Dr. King came on the speaker system and told us that the march would take place later in the week.  He had reached an agreement with the authorities and another march would take place in a few days with police protection.  This we had come for was cancelled.  I felt great relief and some disappointment.

We retraced our steps and the next day flew back to San Francisco safe and sound and excited beyond measure by the events of the last three days.

A week later another huge number of people went to Selma and did the march the entire way to Montgomery, Alabama.  After that March President Lyndon Johnson launched comprehensive civil rights legislation that assured African Americans the right to vote and invalidated all laws that discriminated against people of color.

When I returned to San Francisco, I appeared on a number of radio and TV talk shows. I was invited to a number of churches tell of our experience. It was amazing to me how little we knew of the suffering Black Americans in the South. Many did not know that black people could not vote, were prevented from working in many companies and had to live in he poorest parts of town.  They did not know that most African-Americans lived in fear of white people all the time.
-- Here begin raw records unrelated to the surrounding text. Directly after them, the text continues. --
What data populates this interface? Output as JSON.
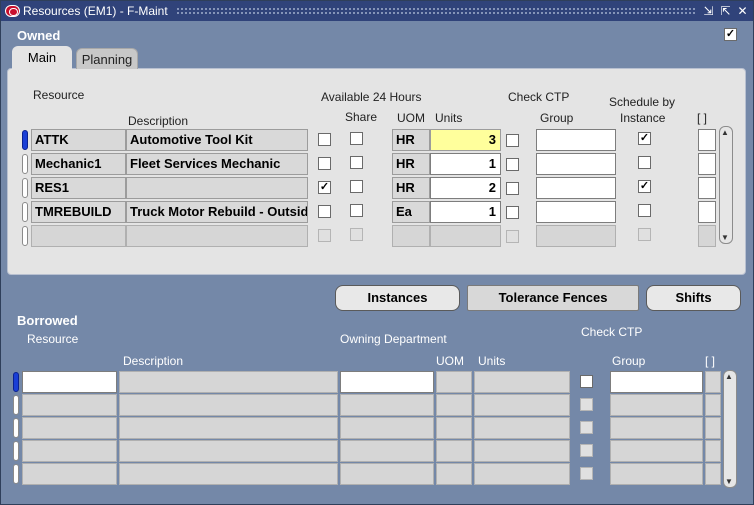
{
  "window": {
    "title": "Resources (EM1) - F-Maint",
    "controls": [
      "minimize-icon",
      "maximize-icon",
      "close-icon"
    ]
  },
  "owned": {
    "section_label": "Owned",
    "tabs": [
      {
        "label": "Main",
        "active": true
      },
      {
        "label": "Planning",
        "active": false
      }
    ],
    "headers": {
      "resource": "Resource",
      "description": "Description",
      "available_24": "Available 24 Hours",
      "share": "Share",
      "uom": "UOM",
      "units": "Units",
      "check_ctp": "Check CTP",
      "group": "Group",
      "schedule_by": "Schedule by",
      "instance": "Instance",
      "flex": "[ ]"
    },
    "rows": [
      {
        "resource": "ATTK",
        "description": "Automotive Tool Kit",
        "available24": false,
        "share": false,
        "uom": "HR",
        "units": "3",
        "check_ctp": false,
        "group": "",
        "schedule_by_instance": true
      },
      {
        "resource": "Mechanic1",
        "description": "Fleet Services Mechanic",
        "available24": false,
        "share": false,
        "uom": "HR",
        "units": "1",
        "check_ctp": false,
        "group": "",
        "schedule_by_instance": false
      },
      {
        "resource": "RES1",
        "description": "",
        "available24": true,
        "share": false,
        "uom": "HR",
        "units": "2",
        "check_ctp": false,
        "group": "",
        "schedule_by_instance": true
      },
      {
        "resource": "TMREBUILD",
        "description": "Truck Motor Rebuild - Outsid",
        "available24": false,
        "share": false,
        "uom": "Ea",
        "units": "1",
        "check_ctp": false,
        "group": "",
        "schedule_by_instance": false
      },
      {
        "resource": "",
        "description": "",
        "available24": false,
        "share": false,
        "uom": "",
        "units": "",
        "check_ctp": false,
        "group": "",
        "schedule_by_instance": false
      }
    ]
  },
  "buttons": {
    "instances": "Instances",
    "tolerance_fences": "Tolerance Fences",
    "shifts": "Shifts"
  },
  "borrowed": {
    "section_label": "Borrowed",
    "headers": {
      "resource": "Resource",
      "description": "Description",
      "owning_department": "Owning Department",
      "uom": "UOM",
      "units": "Units",
      "check_ctp": "Check CTP",
      "group": "Group",
      "flex": "[ ]"
    },
    "row_count": 5
  },
  "colors": {
    "title_bar": "#30437a",
    "background": "#7488a8",
    "units_highlight": "#ffff9c",
    "selected_indicator": "#1a3fd6"
  }
}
Why did I go and risk my neck? I was married to Lillian and we had three young daughters. If I had been hurt or killed I would have jeopardized their future, but I was aware of the pain and sorrow white America caused African Americans.  The sharpest learning came from reading Gunnar Myrdal’s book The Negro Problem and Modern Democracy examining the terrible facts of racial discrimination.  I had read it in college. When Lillian and I took a bus trip to Hampton, Virginia in the mid-fifties, we saw drinking fountains and toilets marked for colored.  Our friend Vernon Bodien was the white chaplain to the all-Black Hampton Institute in Hampton, Virginia. In his home we met professors and lawyers who could not teach in white universities, had to ride in the back of the bus and were in constant fear of their lives and those of their children.

I read James Baldwin’s The Fire Next Time, and Martin Luther King’s Letter from a Birmingham Jail. I was tremendously moved and outraged that fellow Americans were treated so miserably by the white majority.  Newspapers and magazines in the 50’s began to cover the blatant discrimination in the “land of the free and the home of the brave.”

My upbringing in the church had made its mark.  I knew a few black clergy whom I adored.  The late Fr. Fergus Fulford, an African-American, was humorous, thoughtful and passionate about the need for black rights.  In the summers of 1951 and ‘52 I worked at Camp DeWolfe in Wading River on Long Island.  There were black youngsters whom I got to know and like.  I taught some of them to overcome their fear of the water and learn to swim.

Going to Selma just seemed like the right thing to do. I felt it important to bear physical witness that we white liberals could act as well as talk about freedom for all people.  My wife was very liberal and supported my going, though it must have been hard for her, as we had three young daughters.   There was a certain amount of danger for me.  But her support was important.

P.S. In the wonderful 2014 movie Selma the writers moved scenes around and episodes heightened dramatically. The movie did real justice to the events in Selma in 1965.